Previous research has suggested that anxiety can have negative effects on concentration and memory, but a new study published this week in the Journal of Individual Differences suggests that our response to anxiety can influence academic success and in later life, job performance.
Anxiety as a Powerful Motivator
The study, titled ‘Must we suffer to succeed? When anxiety boosts motivation and performance’ was authored by Juliane Strack, Paulo Lopes, Francisco Esteves and Pablo Fernandez-Berrocal.
Their research surveyed 194 adults in Germany, 270 German journalists and 159 undergraduate students in Poland. The team asked participants questions about whether anxiety relating to a deadline helped them complete their work on time, or increased their focus.
It was found that those with a high level of anxiety motivation generally had higher grades or better job motivation than participants who reported lower levels of anxiety motivation. The study mentions that: “Using anxiety as a source of motivation seems to offset the otherwise detrimental effects of anxiety.”
Turning a negative emotion into a positive result
Talking to PsyPost, Juliane Strack said that:
“I hope that people can understand the positive sides of negative emotions, in particular anxiety, which many people try to suppress or avoid. We see in these studies that anxiety can actually provide us with a lot of energy and focus. In other words, some people use anxiety to motivate themselves, which we label as ‘anxiety motivation’.”
“In other studies, we have further looked into the concept of anxiety motivation, and found that people differ in how they use anxiety to motivate themselves: some use the energy that anxiety can provide, while others use the information value that anxiety can provide (emotions serve as a feedback system that helps us monitor goal progress; for example, anxiety can signal that our goals are threatened).”

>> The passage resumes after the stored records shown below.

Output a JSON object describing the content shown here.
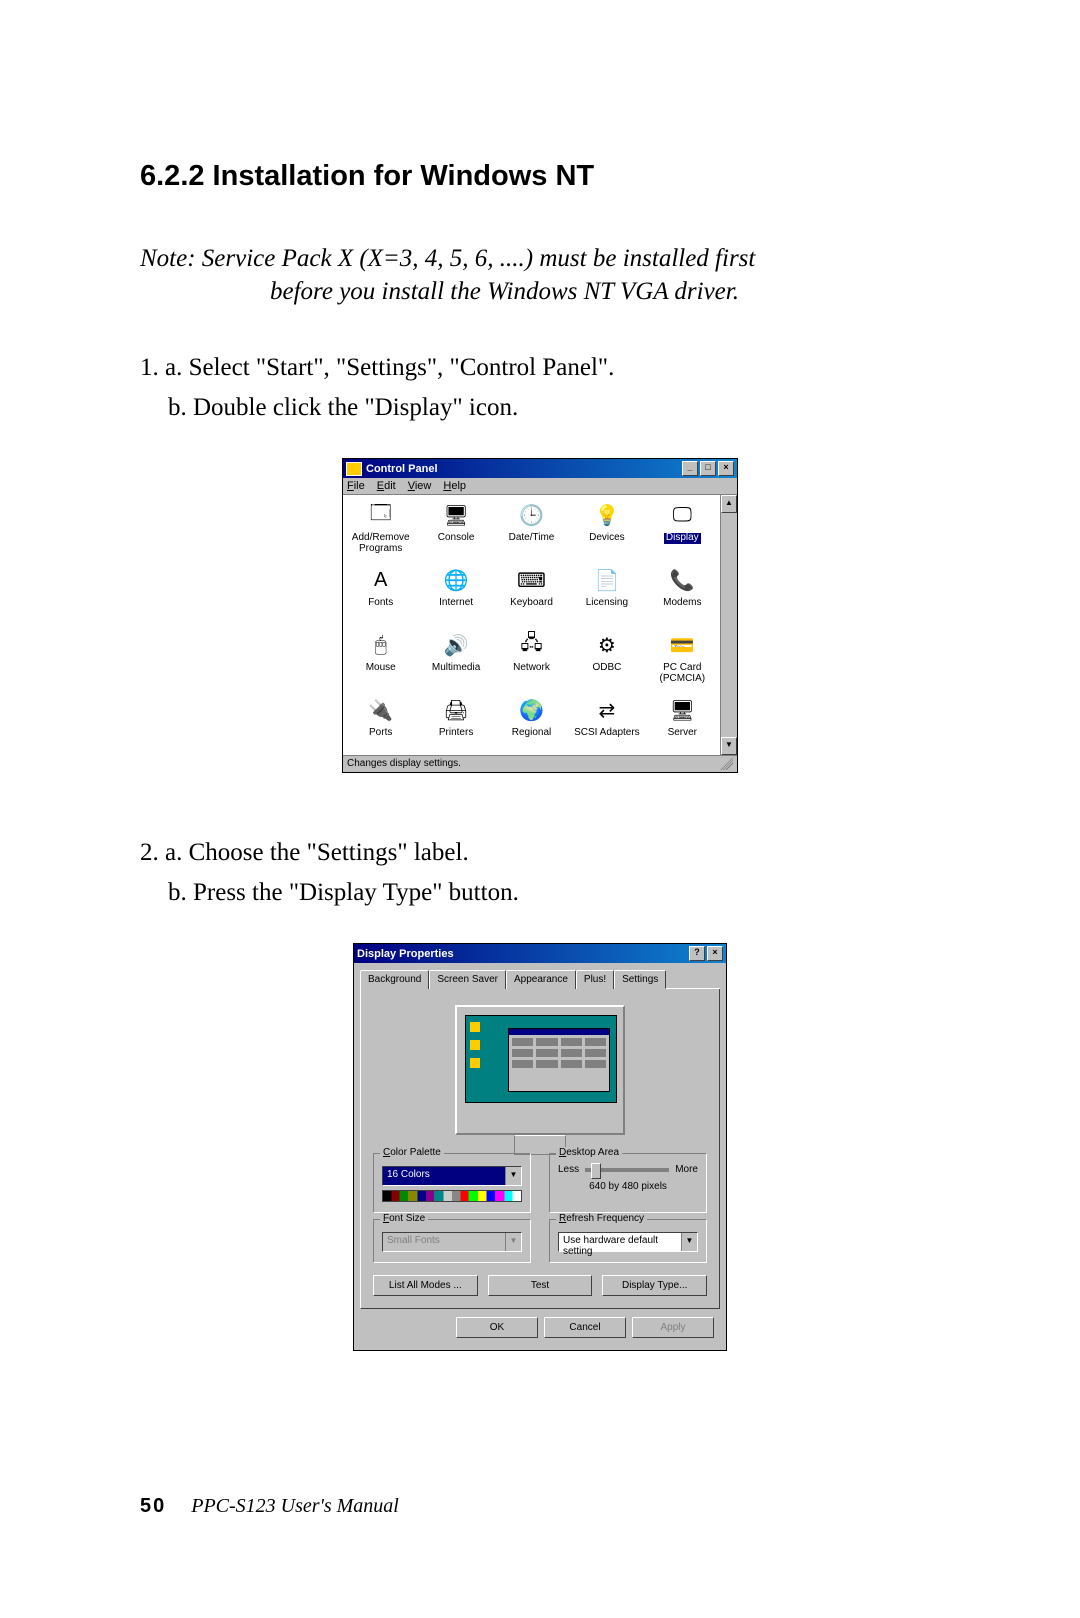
{
  "heading": "6.2.2 Installation for Windows NT",
  "note": {
    "line1": "Note: Service Pack X (X=3, 4, 5,  6, ....) must be installed first",
    "line2": "before you install the Windows NT VGA driver."
  },
  "step1": {
    "a": "1. a. Select \"Start\", \"Settings\", \"Control Panel\".",
    "b": "b. Double click the \"Display\" icon."
  },
  "step2": {
    "a": "2. a. Choose the \"Settings\" label.",
    "b": "b. Press the \"Display Type\" button."
  },
  "control_panel": {
    "title": "Control Panel",
    "menu": {
      "file": "File",
      "edit": "Edit",
      "view": "View",
      "help": "Help"
    },
    "items": [
      {
        "label": "Add/Remove Programs",
        "icon": "🗔",
        "selected": false
      },
      {
        "label": "Console",
        "icon": "🖥",
        "selected": false
      },
      {
        "label": "Date/Time",
        "icon": "🕒",
        "selected": false
      },
      {
        "label": "Devices",
        "icon": "💡",
        "selected": false
      },
      {
        "label": "Display",
        "icon": "🖵",
        "selected": true
      },
      {
        "label": "Fonts",
        "icon": "A",
        "selected": false
      },
      {
        "label": "Internet",
        "icon": "🌐",
        "selected": false
      },
      {
        "label": "Keyboard",
        "icon": "⌨",
        "selected": false
      },
      {
        "label": "Licensing",
        "icon": "📄",
        "selected": false
      },
      {
        "label": "Modems",
        "icon": "📞",
        "selected": false
      },
      {
        "label": "Mouse",
        "icon": "🖱",
        "selected": false
      },
      {
        "label": "Multimedia",
        "icon": "🔊",
        "selected": false
      },
      {
        "label": "Network",
        "icon": "🖧",
        "selected": false
      },
      {
        "label": "ODBC",
        "icon": "⚙",
        "selected": false
      },
      {
        "label": "PC Card (PCMCIA)",
        "icon": "💳",
        "selected": false
      },
      {
        "label": "Ports",
        "icon": "🔌",
        "selected": false
      },
      {
        "label": "Printers",
        "icon": "🖨",
        "selected": false
      },
      {
        "label": "Regional",
        "icon": "🌍",
        "selected": false
      },
      {
        "label": "SCSI Adapters",
        "icon": "⇄",
        "selected": false
      },
      {
        "label": "Server",
        "icon": "🖥",
        "selected": false
      }
    ],
    "status": "Changes display settings."
  },
  "display_props": {
    "title": "Display Properties",
    "tabs": {
      "background": "Background",
      "screensaver": "Screen Saver",
      "appearance": "Appearance",
      "plus": "Plus!",
      "settings": "Settings"
    },
    "groups": {
      "color_palette": "Color Palette",
      "desktop_area": "Desktop Area",
      "font_size": "Font Size",
      "refresh_frequency": "Refresh Frequency"
    },
    "values": {
      "color_palette": "16 Colors",
      "less": "Less",
      "more": "More",
      "resolution": "640 by 480 pixels",
      "font_size": "Small Fonts",
      "refresh": "Use hardware default setting"
    },
    "buttons": {
      "list_modes": "List All Modes ...",
      "test": "Test",
      "display_type": "Display Type...",
      "ok": "OK",
      "cancel": "Cancel",
      "apply": "Apply"
    }
  },
  "footer": {
    "page": "50",
    "book": "PPC-S123  User's Manual"
  }
}
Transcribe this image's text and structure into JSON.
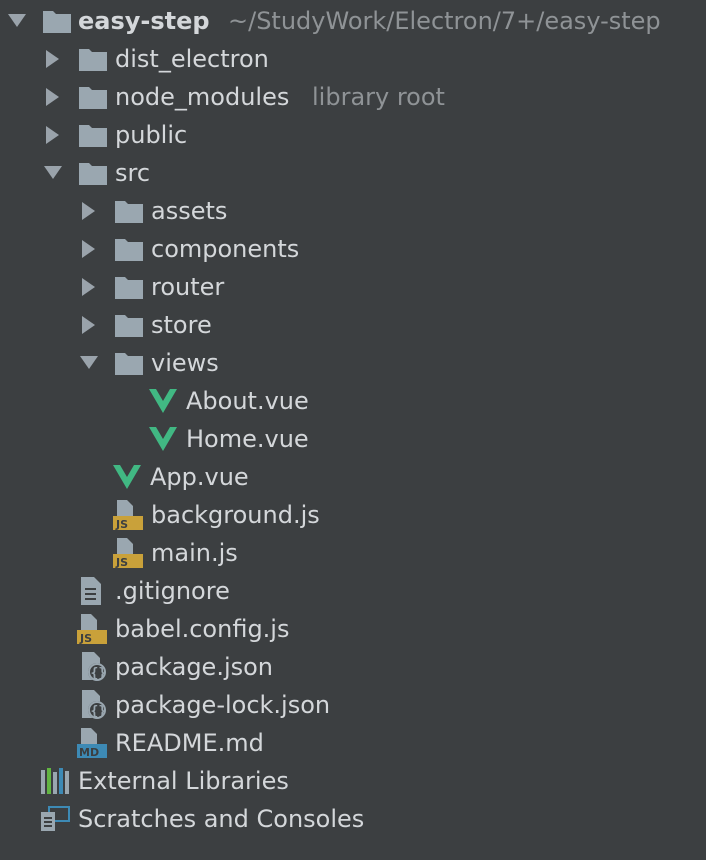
{
  "project": {
    "name": "easy-step",
    "path": "~/StudyWork/Electron/7+/easy-step"
  },
  "items": {
    "dist_electron": "dist_electron",
    "node_modules": "node_modules",
    "node_modules_hint": "library root",
    "public": "public",
    "src": "src",
    "assets": "assets",
    "components": "components",
    "router": "router",
    "store": "store",
    "views": "views",
    "about_vue": "About.vue",
    "home_vue": "Home.vue",
    "app_vue": "App.vue",
    "background_js": "background.js",
    "main_js": "main.js",
    "gitignore": ".gitignore",
    "babel_config": "babel.config.js",
    "package_json": "package.json",
    "package_lock": "package-lock.json",
    "readme": "README.md",
    "external_libraries": "External Libraries",
    "scratches": "Scratches and Consoles"
  },
  "badges": {
    "js": "JS",
    "md": "MD"
  },
  "colors": {
    "background": "#3c3f41",
    "text": "#d4d7da",
    "hint": "#8f9396",
    "folder": "#9aa7b0",
    "vue": "#41b883",
    "js_badge": "#c9a13a",
    "md_badge": "#3d8ab5"
  },
  "icons": {
    "collapsed": "triangle-right-icon",
    "expanded": "triangle-down-icon",
    "folder": "folder-icon",
    "vue": "vue-icon",
    "js": "js-file-icon",
    "text": "text-file-icon",
    "json": "json-file-icon",
    "md": "markdown-file-icon",
    "libraries": "library-icon",
    "scratches": "scratches-icon"
  }
}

“Furthermore, anxiety motivation can buffer some of the negative consequences of stressful situations: in experimental settings as well as longitudinal studies we observed that anxiety motivation can protect against emotional exhaustion, as well as helping people to appraise stressors as positive challenges, rather than threatening problems.”
Future Research Into Anxiety Motivation
As Strack explained, the team are aware that their research does have some limitations and needs to be expanded upon: “As the studies rely on self-report, future research may benefit from exploring the concept of anxiety motivation in the context of performance ratings or other types of objective indicators for motivation and/or performance.”
While it will be interesting to see the results of any future research, the initial results are certainly very interesting. As many of us face increased workloads and deadlines at both school and work, this study shows us the power of turning anxiety to our advantage.